Everyone Did The Course. Nobody Opens The Tool.
I once sat in a review where a client walked through a dashboard showing a 96% course-completion rate for an AI rollout. Everyone nodded. The numbers were green. Then someone from operations asked, almost as an aside, whether anyone on the floor was actually using the tool. The room went quiet, because nobody had measured that, and the honest answer turned out to be no. That gap, between a course that completes and tool adoption in use, is the thing nobody puts on the dashboard. And it's the only thing the project was ever about.
Completion Measures Attendance, Not Change
A gym membership is a useful way to think about this. The gym can tell you that you scanned your card 11 times last month. It cannot tell you whether you're any stronger. Checking in is real, it's easy to count, and it's almost completely disconnected from the thing you actually signed up for. Course completion is the card scan. A passed quiz is a slightly better one. Neither tells you whether anything changed where the work gets done.

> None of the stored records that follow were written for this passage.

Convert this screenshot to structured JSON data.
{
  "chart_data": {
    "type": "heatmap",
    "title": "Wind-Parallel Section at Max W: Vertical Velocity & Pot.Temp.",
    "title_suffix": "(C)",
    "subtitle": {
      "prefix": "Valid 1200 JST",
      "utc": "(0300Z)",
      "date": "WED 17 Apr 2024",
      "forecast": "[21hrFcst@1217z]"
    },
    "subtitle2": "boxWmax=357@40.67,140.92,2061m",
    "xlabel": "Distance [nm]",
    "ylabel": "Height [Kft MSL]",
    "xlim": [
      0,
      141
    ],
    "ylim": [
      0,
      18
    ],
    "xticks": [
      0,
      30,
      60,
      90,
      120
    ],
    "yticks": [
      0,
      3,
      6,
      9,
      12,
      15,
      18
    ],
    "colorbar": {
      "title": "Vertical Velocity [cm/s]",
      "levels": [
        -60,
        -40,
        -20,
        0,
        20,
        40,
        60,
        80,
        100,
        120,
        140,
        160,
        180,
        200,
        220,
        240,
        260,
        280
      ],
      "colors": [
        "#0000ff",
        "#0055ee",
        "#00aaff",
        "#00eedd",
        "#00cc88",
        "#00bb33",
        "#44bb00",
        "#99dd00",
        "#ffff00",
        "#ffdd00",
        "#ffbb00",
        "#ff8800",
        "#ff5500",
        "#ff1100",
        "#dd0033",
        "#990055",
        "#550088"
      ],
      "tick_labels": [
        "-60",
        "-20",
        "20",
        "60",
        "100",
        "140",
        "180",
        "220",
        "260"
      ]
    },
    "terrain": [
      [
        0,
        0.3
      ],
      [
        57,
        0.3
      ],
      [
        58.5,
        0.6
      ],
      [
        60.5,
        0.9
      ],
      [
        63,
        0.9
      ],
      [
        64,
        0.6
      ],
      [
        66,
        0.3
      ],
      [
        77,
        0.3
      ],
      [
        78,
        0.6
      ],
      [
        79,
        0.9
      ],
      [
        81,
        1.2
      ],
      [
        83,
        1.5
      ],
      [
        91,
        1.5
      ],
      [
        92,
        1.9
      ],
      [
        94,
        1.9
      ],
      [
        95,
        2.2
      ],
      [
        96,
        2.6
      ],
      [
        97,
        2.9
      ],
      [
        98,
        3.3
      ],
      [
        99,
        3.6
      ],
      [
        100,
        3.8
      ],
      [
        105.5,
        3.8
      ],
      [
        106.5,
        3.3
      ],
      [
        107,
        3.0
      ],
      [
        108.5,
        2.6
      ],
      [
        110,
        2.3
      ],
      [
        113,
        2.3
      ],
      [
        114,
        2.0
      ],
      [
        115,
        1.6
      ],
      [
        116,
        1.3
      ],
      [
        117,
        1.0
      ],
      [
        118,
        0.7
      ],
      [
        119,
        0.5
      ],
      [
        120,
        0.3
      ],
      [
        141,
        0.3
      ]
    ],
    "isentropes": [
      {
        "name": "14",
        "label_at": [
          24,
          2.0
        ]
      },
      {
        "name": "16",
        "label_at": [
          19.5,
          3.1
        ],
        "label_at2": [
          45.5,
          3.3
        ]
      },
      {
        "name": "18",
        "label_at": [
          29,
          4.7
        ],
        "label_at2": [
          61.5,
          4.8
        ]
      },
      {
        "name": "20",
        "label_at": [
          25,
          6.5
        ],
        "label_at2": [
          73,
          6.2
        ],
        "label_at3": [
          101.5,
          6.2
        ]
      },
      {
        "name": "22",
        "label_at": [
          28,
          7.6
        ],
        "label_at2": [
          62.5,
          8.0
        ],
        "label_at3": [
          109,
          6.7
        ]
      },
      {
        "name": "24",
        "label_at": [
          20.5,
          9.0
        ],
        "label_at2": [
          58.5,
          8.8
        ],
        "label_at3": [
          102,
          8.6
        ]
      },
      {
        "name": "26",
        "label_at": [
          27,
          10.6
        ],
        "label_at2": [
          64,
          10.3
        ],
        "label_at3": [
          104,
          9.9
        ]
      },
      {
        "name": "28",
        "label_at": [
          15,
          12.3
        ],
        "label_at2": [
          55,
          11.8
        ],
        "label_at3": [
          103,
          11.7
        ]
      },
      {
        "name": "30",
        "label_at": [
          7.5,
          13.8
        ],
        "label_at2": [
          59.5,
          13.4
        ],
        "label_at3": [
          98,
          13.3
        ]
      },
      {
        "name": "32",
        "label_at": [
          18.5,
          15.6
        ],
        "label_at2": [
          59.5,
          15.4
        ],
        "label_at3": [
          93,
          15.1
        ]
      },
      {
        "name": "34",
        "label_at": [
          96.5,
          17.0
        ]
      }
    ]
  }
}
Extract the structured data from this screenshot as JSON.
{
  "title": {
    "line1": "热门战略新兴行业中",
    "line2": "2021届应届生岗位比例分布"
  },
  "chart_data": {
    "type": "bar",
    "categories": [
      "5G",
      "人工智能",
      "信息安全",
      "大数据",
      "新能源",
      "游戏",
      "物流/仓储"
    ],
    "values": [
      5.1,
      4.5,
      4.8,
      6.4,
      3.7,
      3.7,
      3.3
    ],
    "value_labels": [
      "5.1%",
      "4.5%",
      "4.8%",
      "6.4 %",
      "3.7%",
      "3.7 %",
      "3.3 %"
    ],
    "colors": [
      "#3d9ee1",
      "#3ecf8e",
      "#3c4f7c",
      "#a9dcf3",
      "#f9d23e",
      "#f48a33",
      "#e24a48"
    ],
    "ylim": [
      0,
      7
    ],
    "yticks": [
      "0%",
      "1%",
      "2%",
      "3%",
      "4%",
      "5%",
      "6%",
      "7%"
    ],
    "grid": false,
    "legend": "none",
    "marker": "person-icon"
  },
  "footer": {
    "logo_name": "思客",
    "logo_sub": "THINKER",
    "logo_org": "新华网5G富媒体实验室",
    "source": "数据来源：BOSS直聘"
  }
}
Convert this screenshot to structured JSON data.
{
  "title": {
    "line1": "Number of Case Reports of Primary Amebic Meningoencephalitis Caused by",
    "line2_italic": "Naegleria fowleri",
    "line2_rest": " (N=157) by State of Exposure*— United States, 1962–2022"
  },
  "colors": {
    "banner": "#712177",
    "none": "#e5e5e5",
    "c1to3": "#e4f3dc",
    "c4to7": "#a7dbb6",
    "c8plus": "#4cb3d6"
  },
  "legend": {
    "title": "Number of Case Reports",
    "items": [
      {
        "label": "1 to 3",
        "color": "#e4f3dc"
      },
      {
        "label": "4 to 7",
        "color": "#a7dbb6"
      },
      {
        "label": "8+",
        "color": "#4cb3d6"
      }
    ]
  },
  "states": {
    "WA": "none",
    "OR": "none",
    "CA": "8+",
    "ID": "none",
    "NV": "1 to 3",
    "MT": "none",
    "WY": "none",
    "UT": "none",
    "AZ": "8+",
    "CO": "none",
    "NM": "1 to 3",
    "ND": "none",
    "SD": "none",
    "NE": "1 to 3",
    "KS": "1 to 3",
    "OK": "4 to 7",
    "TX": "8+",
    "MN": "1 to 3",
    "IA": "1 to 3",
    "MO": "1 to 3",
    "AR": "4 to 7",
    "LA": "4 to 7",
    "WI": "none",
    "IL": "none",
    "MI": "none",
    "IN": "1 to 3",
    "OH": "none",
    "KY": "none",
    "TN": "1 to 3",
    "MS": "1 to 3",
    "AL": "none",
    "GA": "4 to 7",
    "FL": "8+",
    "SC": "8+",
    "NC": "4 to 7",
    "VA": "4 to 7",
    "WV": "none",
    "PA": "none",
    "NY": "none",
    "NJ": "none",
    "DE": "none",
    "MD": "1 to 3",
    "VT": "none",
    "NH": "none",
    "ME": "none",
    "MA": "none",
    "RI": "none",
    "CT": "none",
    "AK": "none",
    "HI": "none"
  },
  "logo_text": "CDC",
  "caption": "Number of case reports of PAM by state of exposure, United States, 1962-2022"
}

There's a useful framework for this from a training researcher named Donald Kirkpatrick, who laid out four levels of evaluation. Level 1 is whether people liked the training. Level 2 is whether they learned the material, which a quiz can check. Level 3 (whether the behavior actually changed back on the job) is the one that matters here, and it's the one almost nobody measures. There's a level 4 above it too, the actual result the business was after, and the reason level 3 behavior is what I watch is that it's the leading indicator of those results: fewer callbacks, less rework, fewer of the exact mistakes the tool was bought to stop. When the behavior changes on the job, those floor numbers follow. You don't need the academic vocabulary to run this well. You just need to know that completion and quiz scores live at the easy levels, and the thing you care about lives a level up where it's harder to see.
What Adoption Actually Looks Like
Behavior change leaves traces if you know where to look. Is the tool getting opened at the workflow step it was meant for, weeks after the training ended, without anyone reminding people? Are workers bringing it up on their own, asking about edge cases, telling you where it falls short? Those questions only come from people who are actually using something. When the people you trained start telling you where the tool falls down, it can sound like a complaint, but what you're really hearing is people who've folded the thing into their day far enough to find its edges. That's the sound of adoption.
Usage that holds past the first two weeks is the signal I trust most. Almost anything gets a bump right after training. The question is whether the curve flattens out at a real number or drops back to zero once the novelty and the manager's attention move on.
Instrument It Without Turning Into Surveillance
The wrong way to measure adoption is to start logging every keystroke and tracking individual workers against each other. The moment people feel watched, you've poisoned the thing you're trying to measure, and you've earned yourself a floor full of people who'll use the tool only when they think someone's looking.
Aggregate signals are enough, and most of them are countable without singling anyone out. How often the tool gets opened at the right workflow step, counted by team rather than by name. Whether the support tickets or callbacks the tool was meant to cut are actually trending down over a quarter. A short, honest check-in a month out that asks what's working and what isn't. A quiet word with a couple of frontline leads about whether they're seeing the behavior in the wild. Every one of those reads at the team level, never the individual one. You're trying to learn whether the work changed, not to build a case file on any one person. The lighter your hand, the truer the reading.
Set This Expectation Before The Work Starts
Here is the part that has to happen before the engagement, not after. When a buyer asks me to build AI training, completion is usually the number they have in their head as the finish line. So I tell them early that completion isn't the deliverable, behavior change is, and that we'll be looking at usage on the floor 60 and 90 days out, not just whether everyone clicked through by the deadline. Some habits settle in by then and some take longer, so I treat those checkpoints as a reading on the trend towards adoption (or otherwise) rather than a final grade.
That conversation changes the whole shape of the project, because a course built to be completed and a course built to be used are not the same course. A few buyers push back at first, because completion is the number they came in expecting to report upward. But most, once they sit with it, would rather know the truth than carry a 96% completion rate that hid a tool nobody touched. They wanted the tool used. They just hadn't been told that completion and use were different things they had to choose between at the start. So I tell them, and we measure the right one from day one.